Einstein’s theory also states that gravity curves space and time, which causes time to slow down. This affects our everyday lives. When using navigational maps in our cars or phones to get around town, the information comes to us from GPS (global positioning system) satellites. GPS satellites orbit Earth at 14,000 kilometers (8,700 miles) per hour, a high rate of speed, which slows the satellite clocks down by a fraction of a second. However, remember how gravity curves space and time? Because GPS satellites orbit Earth high above its surface, they zoom around in weaker gravity. (The further from Earth, the weaker the force of gravity). So, the GPS satellite clocks run faster than clocks on the ground, which would make your navigational map show you moving faster than the rate you actually are traveling on Earth. While that would normally mean miles of difference, scientists use mathematics to correct the time differences so they match. 

You’ve experienced another kind of time travel if you’ve ever travelled long distances by airplane.  Because Earth is curved and not flat like a map, an imaginary north-south line drawn through the middle of Earth at 0 degrees longitude acts as a kind of starting point for measuring distance east and west. This line is called the prime meridian, and by international agreement, it runs through Greenwich, England.
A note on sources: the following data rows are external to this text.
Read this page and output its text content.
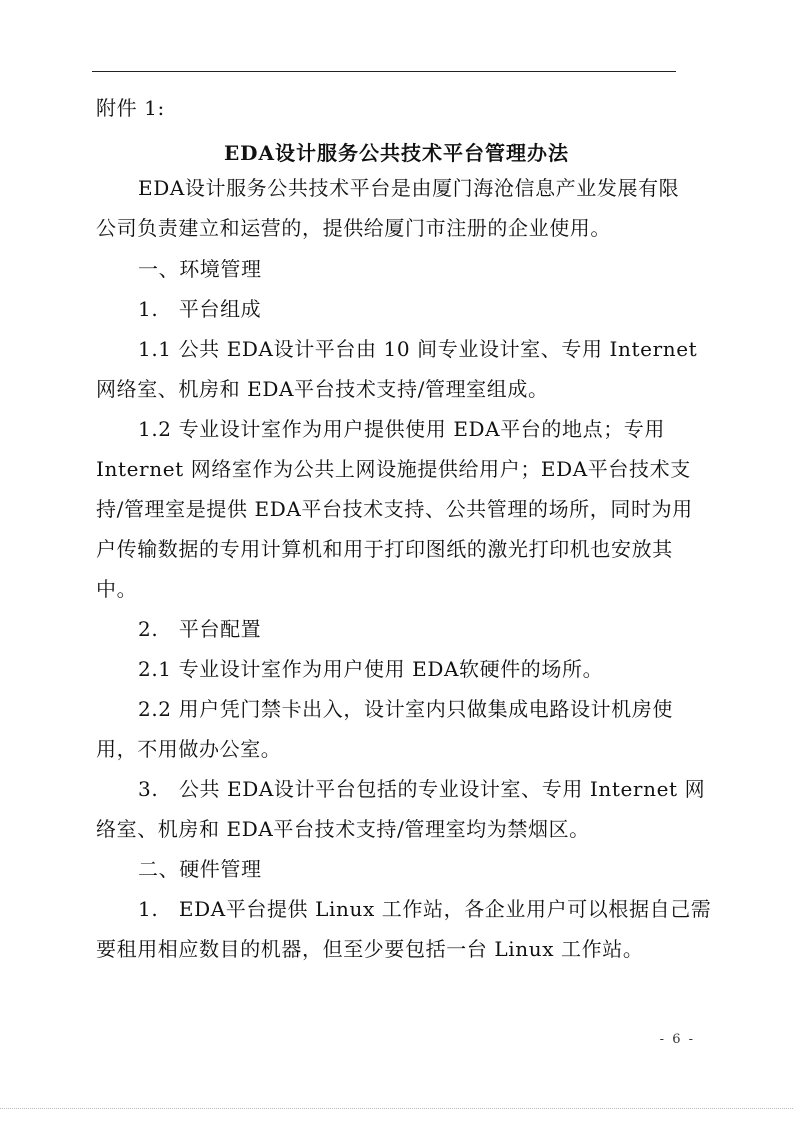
附件 1:
EDA设计服务公共技术平台管理办法
EDA设计服务公共技术平台是由厦门海沧信息产业发展有限
公司负责建立和运营的，提供给厦门市注册的企业使用。
一、环境管理
1.　平台组成
1.1 公共 EDA设计平台由 10 间专业设计室、专用 Internet
网络室、机房和 EDA平台技术支持/管理室组成。
1.2 专业设计室作为用户提供使用 EDA平台的地点；专用
Internet 网络室作为公共上网设施提供给用户；EDA平台技术支
持/管理室是提供 EDA平台技术支持、公共管理的场所，同时为用
户传输数据的专用计算机和用于打印图纸的激光打印机也安放其
中。
2.　平台配置
2.1 专业设计室作为用户使用 EDA软硬件的场所。
2.2 用户凭门禁卡出入，设计室内只做集成电路设计机房使
用，不用做办公室。
3.　公共 EDA设计平台包括的专业设计室、专用 Internet 网
络室、机房和 EDA平台技术支持/管理室均为禁烟区。
二、硬件管理
1.　EDA平台提供 Linux 工作站，各企业用户可以根据自己需
要租用相应数目的机器，但至少要包括一台 Linux 工作站。
- 6 -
The prime meridian also sets Coordinated Universal Time (UTC). All countries measure their time zones according to UTC, and there are 24 time zones in the world. The prime meridian also establishes the International Date Line, which is at 180 degrees longitude (halfway around a 360-degree Earth). If you travel east from New York to Norway, you will go back in time, or lose time, because you’ve crossed six time zones. If you travel west from New York to San Francisco, you will move ahead in time because you will have crossed four time zones.

 

While we all time travel at the rate of speed of one second per second here on Earth, we each experience it differently. When taking a test, time can seem to drag. A birthday party can seem to go by in a flash. If you could time travel to a different place and time, where and when would that be?